While medical school curriculum has evolved along with the healthcare system over the past two decades, one educator says schools need to continue to refine training and prepare future physicians to function in teams, manage their patient populations differently and capitalize on available IT in order provide quality healthcare.
“There have been tremendous advances in our understanding of how doctors learn, but the doctors we’re producing may not be keeping up with the times,” Catherine Lucey, MD, told Cardiovascular Business. Lucey, a vice dean for education at the University of California, San Francisco (UCSF) School of Medicine, published an article discussing her viewpoints online July 15 in JAMA Internal Medicine.
Today’s doctors, Lucey argued, are members of highly skilled healthcare teams that include nurses, pharmacists, social workers and others. However, medical training still emphasizes the role of the physician as a sole, independent provider, a notion popular about a century ago.
“What we have assumed is if you create individuals to be individual experts, we will have teams of experts, but we’ve learned that we actually have to train people to work effectively in teams,” she said. “We haven’t made team competencies as explicit and measurable and required as we have individual competencies.”
The consequence of such an approach in the modern healthcare system is that patients get lost navigating through a team of specialists who are often not aware of the other members of the team and how to work with them.
Future doctors also must learn the tools they need to function as part of a larger microsystem. This training includes basic clinical knowledge, but also quality improvement, economics and financing, leadership and systems engineering.
Medical students should learn to approach patient care management from a chronic condition perspective rather than emphasize treatment of acute diseases, transitioning from the acute focus is embracing available technology.

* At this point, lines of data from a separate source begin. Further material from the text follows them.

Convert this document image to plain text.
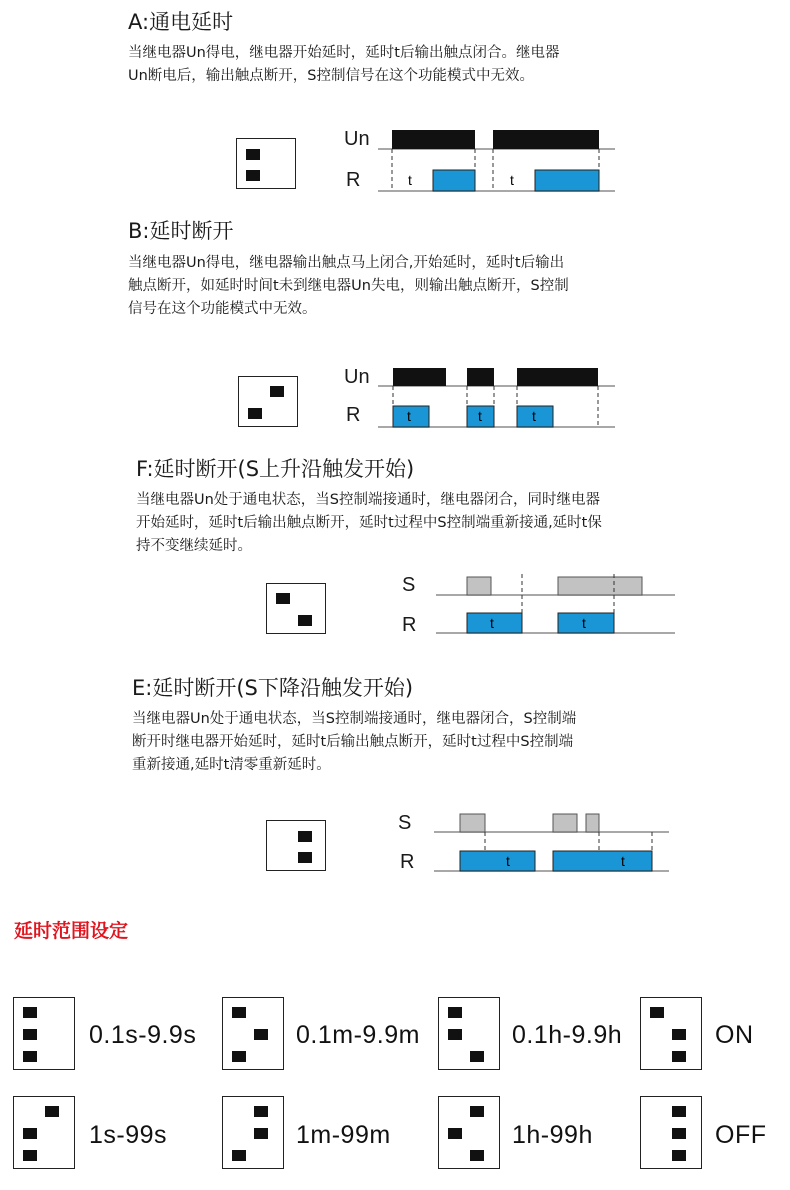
A:通电延时
当继电器Un得电，继电器开始延时，延时t后输出触点闭合。继电器
Un断电后，输出触点断开，S控制信号在这个功能模式中无效。
Un
R	t	t
B:延时断开
当继电器Un得电，继电器输出触点马上闭合,开始延时，延时t后输出
触点断开，如延时时间t未到继电器Un失电，则输出触点断开，S控制
信号在这个功能模式中无效。
Un
R	t	t	t
F:延时断开(S上升沿触发开始)
当继电器Un处于通电状态，当S控制端接通时，继电器闭合，同时继电器
开始延时，延时t后输出触点断开，延时t过程中S控制端重新接通,延时t保
持不变继续延时。
S
R	t	t
E:延时断开(S下降沿触发开始)
当继电器Un处于通电状态，当S控制端接通时，继电器闭合，S控制端
断开时继电器开始延时，延时t后输出触点断开，延时t过程中S控制端
重新接通,延时t清零重新延时。
S
R	t	t
延时范围设定
0.1s-9.9s	0.1m-9.9m	0.1h-9.9h	ON
1s-99s	1m-99m	1h-99h	OFF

“The other big area that we are challenging people to consider is using data and information systems to proactively manage patients and not focus on reactive patient visits,” Lucey explained.
This means, for example, using the power of EMRs to reach out to patients with a condition such as hypertension who may not be taking their medication instead of waiting for the patients to come to the office after noticing their blood pressure starts running high.
Medical schools should encourage students to use the vast amount of available information to help patients interact with the healthcare team and participate in their own care.
“Clinical knowledge is increasing dramatically, so we should teach people to use point-of-care decision-making tools,” Lucey said.
Another key element to improving quality of care is utilizing evidence-based practices, which “should be considered as important as embracing new treatments for heart disease or new techniques for surgical procedures,” she wrote.
And it’s not only medical schools that can contribute to this new model of learning. Insurance companies and other entities that determine reimbursement strategies need to reconsider what it takes to make a good modern-day physician.
The changes Lucey suggested may take some time to implement, but she said they are underway. UCSF recently received a grant from the American Medical Association to revamp its curriculum and implement it, which she hopes will happen by 2016.
“The challenge is for us to build on our success and turn our attention outward to look critically at the type of physician that will be most successful in achieving the Institute of Medicine goal of quality healthcare.”